Analyses are needed to be conducted in an appropriate conda environment where miniconda3 and required packages are installed. All the scripts are written in R and they are used in the R-studio server built on the conda environment so that the R script can submit a shell script to run the analyses that are dependent on the conda environment. Scripts that loaded and used "cluster_functions.R" were used to create job queues that are to be submitted to the supercomputer of AFFRIT, MAFF, Japan for efficient calculation. All the sequence data are deposited to DDBJ under accession numbers listed in Table S1. Database reads used in the analyses are also listed in Table S1. The script "sdm_swinhoe.R" requires a csv file that contains occurrence records of the Swinhoe's Rail. Although this dataset contains previously published records, some records come from proceedings of annual meetings that are not fully publicized. Therefore, this dataset will be available upon a direct request. Or otherwise, the dataset is visualized in Fig. 4b and Fig. S20. These data are needed to be downloaded to conduct the complete analyses. See the main texts and supplementary materials for details.

Licenses/restrictions placed on the data:

This work is licensed under a CC0 1.0 Universal (CC0 1.0) Public Domain Dedication license.
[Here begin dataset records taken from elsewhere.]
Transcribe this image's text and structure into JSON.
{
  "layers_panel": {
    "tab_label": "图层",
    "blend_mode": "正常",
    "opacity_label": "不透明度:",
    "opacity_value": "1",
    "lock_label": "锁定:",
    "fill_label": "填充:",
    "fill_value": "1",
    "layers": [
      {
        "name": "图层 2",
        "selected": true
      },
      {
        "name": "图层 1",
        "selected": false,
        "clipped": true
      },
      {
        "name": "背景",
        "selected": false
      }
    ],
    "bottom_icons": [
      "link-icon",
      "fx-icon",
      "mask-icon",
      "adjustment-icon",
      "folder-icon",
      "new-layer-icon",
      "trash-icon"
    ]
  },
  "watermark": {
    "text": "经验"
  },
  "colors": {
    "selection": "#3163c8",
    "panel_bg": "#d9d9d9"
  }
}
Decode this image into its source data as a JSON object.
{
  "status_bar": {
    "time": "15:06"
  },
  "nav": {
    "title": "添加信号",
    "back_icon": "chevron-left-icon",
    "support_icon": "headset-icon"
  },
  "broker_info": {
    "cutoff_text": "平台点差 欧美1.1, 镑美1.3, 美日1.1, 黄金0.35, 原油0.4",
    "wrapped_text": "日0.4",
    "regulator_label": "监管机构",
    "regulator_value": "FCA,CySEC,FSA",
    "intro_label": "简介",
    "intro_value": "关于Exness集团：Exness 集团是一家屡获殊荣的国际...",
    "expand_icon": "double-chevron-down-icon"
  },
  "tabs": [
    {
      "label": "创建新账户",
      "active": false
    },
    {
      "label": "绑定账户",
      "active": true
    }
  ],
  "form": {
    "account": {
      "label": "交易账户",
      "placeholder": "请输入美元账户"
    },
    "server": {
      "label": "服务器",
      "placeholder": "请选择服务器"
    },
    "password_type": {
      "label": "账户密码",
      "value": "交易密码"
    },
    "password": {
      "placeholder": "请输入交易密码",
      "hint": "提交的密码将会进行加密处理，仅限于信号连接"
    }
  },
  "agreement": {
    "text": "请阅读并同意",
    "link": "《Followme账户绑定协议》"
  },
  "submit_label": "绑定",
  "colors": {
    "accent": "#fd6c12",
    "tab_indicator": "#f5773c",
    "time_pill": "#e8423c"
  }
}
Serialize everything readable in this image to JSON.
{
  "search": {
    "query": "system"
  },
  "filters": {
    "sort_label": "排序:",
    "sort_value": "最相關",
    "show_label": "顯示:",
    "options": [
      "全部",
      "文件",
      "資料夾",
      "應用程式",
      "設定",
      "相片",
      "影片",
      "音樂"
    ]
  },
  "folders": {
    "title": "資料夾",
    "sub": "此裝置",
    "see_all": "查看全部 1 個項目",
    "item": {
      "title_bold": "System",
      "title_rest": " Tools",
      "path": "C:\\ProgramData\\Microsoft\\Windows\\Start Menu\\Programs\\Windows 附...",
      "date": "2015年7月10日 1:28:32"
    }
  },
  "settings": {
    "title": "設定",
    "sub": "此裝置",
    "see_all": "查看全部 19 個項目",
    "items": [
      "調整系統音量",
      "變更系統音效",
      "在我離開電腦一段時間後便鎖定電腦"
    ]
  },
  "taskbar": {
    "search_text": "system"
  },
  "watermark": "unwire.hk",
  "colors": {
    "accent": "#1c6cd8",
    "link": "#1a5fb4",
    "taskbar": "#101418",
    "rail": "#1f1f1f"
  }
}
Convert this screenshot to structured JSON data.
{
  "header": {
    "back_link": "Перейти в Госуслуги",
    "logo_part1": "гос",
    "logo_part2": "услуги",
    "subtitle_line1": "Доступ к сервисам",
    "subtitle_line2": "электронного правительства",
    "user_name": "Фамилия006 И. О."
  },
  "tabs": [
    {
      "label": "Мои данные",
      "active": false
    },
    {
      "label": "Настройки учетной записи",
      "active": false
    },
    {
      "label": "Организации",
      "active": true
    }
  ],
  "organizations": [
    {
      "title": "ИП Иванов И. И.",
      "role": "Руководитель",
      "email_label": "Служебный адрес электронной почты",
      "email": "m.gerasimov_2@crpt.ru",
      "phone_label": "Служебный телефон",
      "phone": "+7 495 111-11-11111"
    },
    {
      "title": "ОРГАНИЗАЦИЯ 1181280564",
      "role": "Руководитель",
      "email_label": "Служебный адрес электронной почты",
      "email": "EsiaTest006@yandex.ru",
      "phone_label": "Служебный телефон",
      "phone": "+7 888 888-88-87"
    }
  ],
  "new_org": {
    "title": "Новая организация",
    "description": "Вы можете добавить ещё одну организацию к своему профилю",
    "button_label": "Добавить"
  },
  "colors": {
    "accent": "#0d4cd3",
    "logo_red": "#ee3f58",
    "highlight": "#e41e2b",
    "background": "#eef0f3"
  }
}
The associated manuscript has been published in Journal of Biogeography under 10.1111/jbi.70038 (https://onlinelibrary.wiley.com/doi/10.1111/jbi.70038).

Raw Sequence Reads downloaded from Sequence Read Archives were used in the scripts. See the supplementary file of the preprint/manuscript for accession numbers and details.

Recommended citation for this dataset:

Aoki et al. (2024), Phylogenomics reveals an island as a genetic reservoir of a continental population. Dryad, Dataset.